So sehr ich das nachvollziehen kann, in meiner freien Zeit hat mein erfolgsorientiertes Berufs-Ich, das sonst ständig zeigen möchte, was es kann, Sendepause. Damit scheine ich aber in meinem erweiterten Freundes- und Bekanntenkreis alleine dazustehen. Vor einiger Zeit noch eher verschwiegene Tätigkeiten wie Bier-, Schnaps-, oder Weintrinken werden zu Connaisseur-Verköstigungen. Kaffee ist schon lange nicht gleich Kaffee, sondern eine Wissenschaft. Und wer als Erwachsene:r noch mit dem runtergeschrammelten Mountainbike von der Konfirmation zur Arbeit fährt, statt mit dem Vintage-Singlespeed, wird mit einem mitleidigen Lächeln als Stümper:in abgetan. Man hat drei Rezepte und Kniffe für das Risotto, man kennt den Laden für Ramen, man weiß überhaupt eine Menge. Skeptisch zurück bleibe: ich.

Wo kein Wille ist, ist auch ein Weg

Dabei hätte es bei mir auch anders laufen können. Mit fünfzehn Jahren bin ich die hundert Meter im Sportunterricht in der Schule in 12,3 Sekunden gelaufen. Mein Sportlehrer gab mir damals nach dem Unterricht die Nummer des Trainers der Auswahl meines Bundeslandes, bei dem sollte ich mich melden. Ich rief an, es war besetzt und somit hatte das Schicksal über meine Karriere als Sprinter entschieden, noch bevor sie angefangen hatte: Ich wählte die Nummer nie wieder.

Auch als skateboardender Teenager war ich nicht allzu schlecht – allein die Ambitionen fehlten.
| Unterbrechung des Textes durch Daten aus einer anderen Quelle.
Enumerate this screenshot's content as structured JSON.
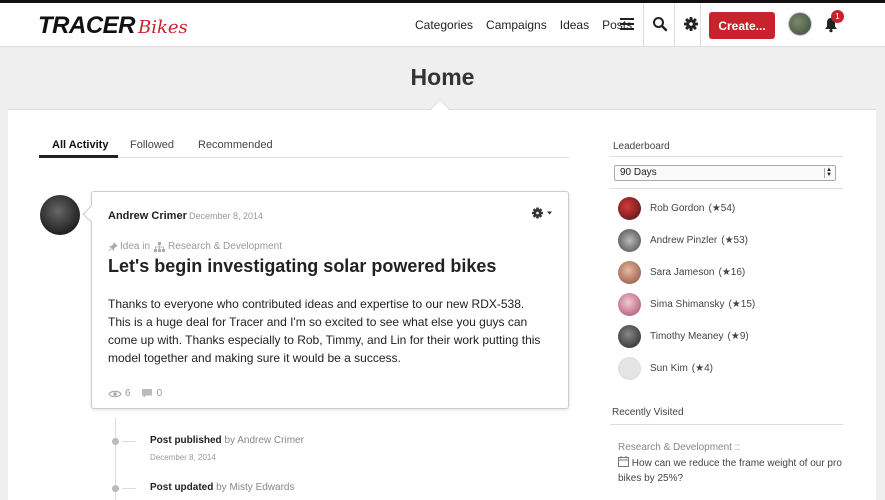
{
  "brand": {
    "main": "TRACER",
    "sub": "Bikes",
    "accent": "#c8232c"
  },
  "nav": {
    "links": [
      "Categories",
      "Campaigns",
      "Ideas",
      "Posts"
    ],
    "create_label": "Create...",
    "notification_count": "1"
  },
  "page": {
    "title": "Home"
  },
  "tabs": [
    "All Activity",
    "Followed",
    "Recommended"
  ],
  "post": {
    "author": "Andrew Crimer",
    "date": "December 8, 2014",
    "type_label": "Idea in",
    "category": "Research & Development",
    "title": "Let's begin investigating solar powered bikes",
    "body": "Thanks to everyone who contributed ideas and expertise to our new RDX-538. This is a huge deal for Tracer and I'm so excited to see what else you guys can come up with. Thanks especially to Rob, Timmy, and Lin for their work putting this model together and making sure it would be a success.",
    "views": "6",
    "comments": "0"
  },
  "timeline": [
    {
      "action": "Post published",
      "by": "by Andrew Crimer",
      "date": "December 8, 2014"
    },
    {
      "action": "Post updated",
      "by": "by Misty Edwards",
      "date": ""
    }
  ],
  "leaderboard": {
    "heading": "Leaderboard",
    "period": "90 Days",
    "entries": [
      {
        "name": "Rob Gordon",
        "score": "(★54)"
      },
      {
        "name": "Andrew Pinzler",
        "score": "(★53)"
      },
      {
        "name": "Sara Jameson",
        "score": "(★16)"
      },
      {
        "name": "Sima Shimansky",
        "score": "(★15)"
      },
      {
        "name": "Timothy Meaney",
        "score": "(★9)"
      },
      {
        "name": "Sun Kim",
        "score": "(★4)"
      }
    ]
  },
  "recent": {
    "heading": "Recently Visited",
    "category": "Research & Development ::",
    "item": "How can we reduce the frame weight of our pro bikes by 25%?"
  }
}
Ich hab auch mal Musik gemacht, in einer Band gespielt und dabei sogar zwei Alben veröffentlicht. Aber irgendwas hat eben bei all diesen Dingen zum Durchbruch gefehlt: Wille, Können, Energie, was auch immer.
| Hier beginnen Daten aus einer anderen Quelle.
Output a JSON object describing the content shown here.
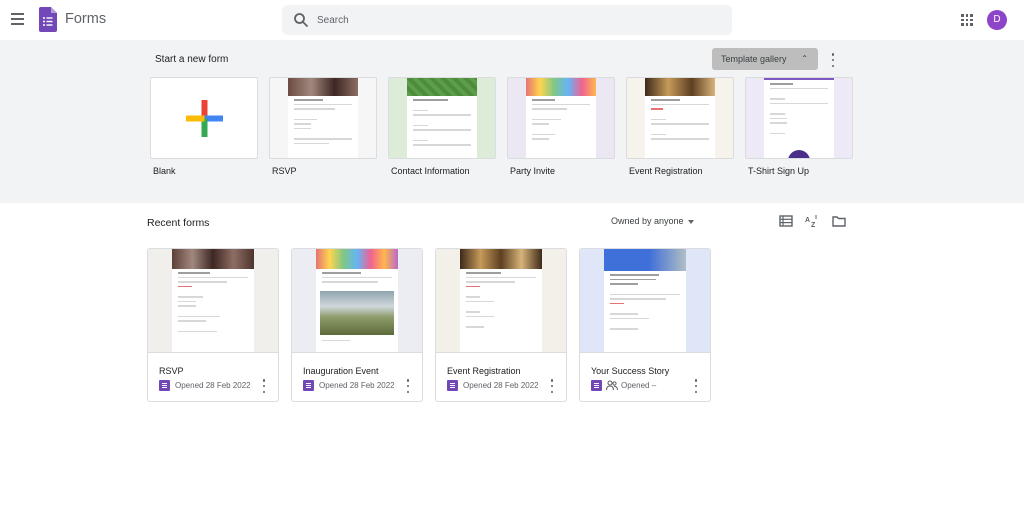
{
  "header": {
    "app_title": "Forms",
    "search_placeholder": "Search",
    "avatar_letter": "D"
  },
  "start": {
    "title": "Start a new form",
    "template_gallery_label": "Template gallery",
    "templates": [
      {
        "label": "Blank"
      },
      {
        "label": "RSVP"
      },
      {
        "label": "Contact Information"
      },
      {
        "label": "Party Invite"
      },
      {
        "label": "Event Registration"
      },
      {
        "label": "T-Shirt Sign Up"
      }
    ]
  },
  "recent": {
    "title": "Recent forms",
    "owner_filter": "Owned by anyone",
    "forms": [
      {
        "title": "RSVP",
        "opened": "Opened 28 Feb 2022"
      },
      {
        "title": "Inauguration Event",
        "opened": "Opened 28 Feb 2022"
      },
      {
        "title": "Event Registration",
        "opened": "Opened 28 Feb 2022"
      },
      {
        "title": "Your Success Story",
        "opened": "Opened –"
      }
    ]
  },
  "colors": {
    "forms_purple": "#7248b9",
    "avatar": "#8e44c8",
    "section_bg": "#f1f3f4"
  }
}
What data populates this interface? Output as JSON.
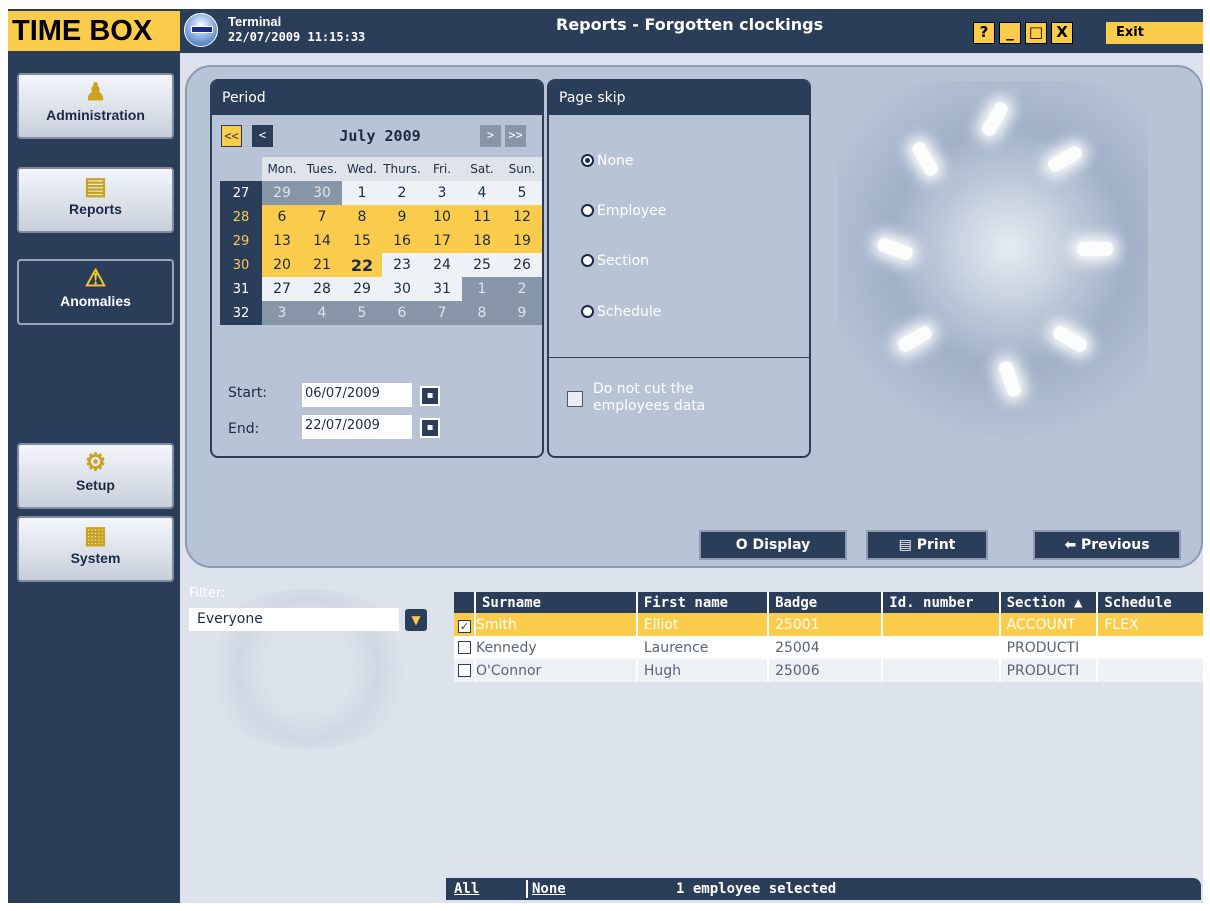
{
  "app": {
    "logo": "TIME BOX",
    "title": "Reports - Forgotten clockings"
  },
  "terminal": {
    "label": "Terminal",
    "datetime": "22/07/2009 11:15:33"
  },
  "window_controls": {
    "help": "?",
    "minimize": "_",
    "maximize": "□",
    "close": "X",
    "exit": "Exit"
  },
  "sidebar": {
    "items": [
      {
        "label": "Administration",
        "icon": "administration-icon"
      },
      {
        "label": "Reports",
        "icon": "reports-icon"
      },
      {
        "label": "Anomalies",
        "icon": "warning-icon"
      },
      {
        "label": "Setup",
        "icon": "gear-icon"
      },
      {
        "label": "System",
        "icon": "system-icon"
      }
    ]
  },
  "period": {
    "title": "Period",
    "month": "July 2009",
    "nav": {
      "first": "<<",
      "prev": "<",
      "next": ">",
      "last": ">>"
    },
    "days_of_week": [
      "Mon.",
      "Tues.",
      "Wed.",
      "Thurs.",
      "Fri.",
      "Sat.",
      "Sun."
    ],
    "weeks": [
      {
        "wk": "27",
        "days": [
          "29",
          "30",
          "1",
          "2",
          "3",
          "4",
          "5"
        ]
      },
      {
        "wk": "28",
        "days": [
          "6",
          "7",
          "8",
          "9",
          "10",
          "11",
          "12"
        ]
      },
      {
        "wk": "29",
        "days": [
          "13",
          "14",
          "15",
          "16",
          "17",
          "18",
          "19"
        ]
      },
      {
        "wk": "30",
        "days": [
          "20",
          "21",
          "22",
          "23",
          "24",
          "25",
          "26"
        ]
      },
      {
        "wk": "31",
        "days": [
          "27",
          "28",
          "29",
          "30",
          "31",
          "1",
          "2"
        ]
      },
      {
        "wk": "32",
        "days": [
          "3",
          "4",
          "5",
          "6",
          "7",
          "8",
          "9"
        ]
      }
    ],
    "start_label": "Start:",
    "start": "06/07/2009",
    "end_label": "End:",
    "end": "22/07/2009"
  },
  "page_skip": {
    "title": "Page skip",
    "options": [
      "None",
      "Employee",
      "Section",
      "Schedule"
    ],
    "selected": "None",
    "no_cut_label": "Do not cut the employees data"
  },
  "actions": {
    "display": "Display",
    "print": "Print",
    "previous": "Previous"
  },
  "filter": {
    "label": "Filter:",
    "value": "Everyone"
  },
  "table": {
    "columns": [
      "Surname",
      "First name",
      "Badge",
      "Id. number",
      "Section ▲",
      "Schedule"
    ],
    "rows": [
      {
        "checked": true,
        "surname": "Smith",
        "first_name": "Elliot",
        "badge": "25001",
        "id_number": "",
        "section": "ACCOUNT",
        "schedule": "FLEX"
      },
      {
        "checked": false,
        "surname": "Kennedy",
        "first_name": "Laurence",
        "badge": "25004",
        "id_number": "",
        "section": "PRODUCTI",
        "schedule": ""
      },
      {
        "checked": false,
        "surname": "O'Connor",
        "first_name": "Hugh",
        "badge": "25006",
        "id_number": "",
        "section": "PRODUCTI",
        "schedule": ""
      }
    ]
  },
  "footer": {
    "all": "All",
    "none": "None",
    "status": "1 employee selected"
  },
  "colors": {
    "navy": "#2b3e59",
    "gold": "#fbcb4c",
    "panel": "#b8c4d6",
    "background": "#dde3ec"
  }
}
Ich bin also absolutes Mittelmaß und das hat mich früher manchmal gewurmt. Aber heute habe ich meinen Frieden damit gemacht. Wenn ich alle paar Wochen im Schwimmbad meine Bahnen ziehe – selbstverständlich mache ich alle zwei Bahnen Pause – dann vollziehen meine Füße im Wasser zwei völlig unterschiedliche Bewegungen, die äußerst lustig aussehen. Irgendwelchen Rekordzeiten schwimme ich nicht hinterher, und auch ein Techniktraining kommt für mich nicht in Frage. Kochen? Keine Ambitionen. Ich mag gerne leckeres Essen, aber mein Interesse erschöpft sich, sobald jemand in meinem Umfeld länger als zwei Minuten über Konsistenz, Rezeptur oder Zubereitung referiert. Eine Glühbirne wechseln bekomme ich noch hin, wird es handwerklich allerdings komplexer, gebe ich auf, noch bevor ich angefangen habe und meine Freundin übernimmt.

Klingt alles nach sprödem Durchschnitt? Mag sein, wäre da nicht meine „Inselbegabung“. Mir reicht es einfach komplett, in zwei, drei Sachen gut zu sein. Sollen sich die Anderen um die Krone für das leckerste Gericht, den raffiniertesten Rotwein und den perfekten Röstgrad ihres Flat White streiten. Ich weiß, dass meine Freund:innen an mir meinen Humor schätzen, dass sie wissen, dass auf mich Verlass ist und dass es mir eine tiefe Zufriedenheit bereitet, an Texten zu arbeiten. Mehr brauche ich gar nicht.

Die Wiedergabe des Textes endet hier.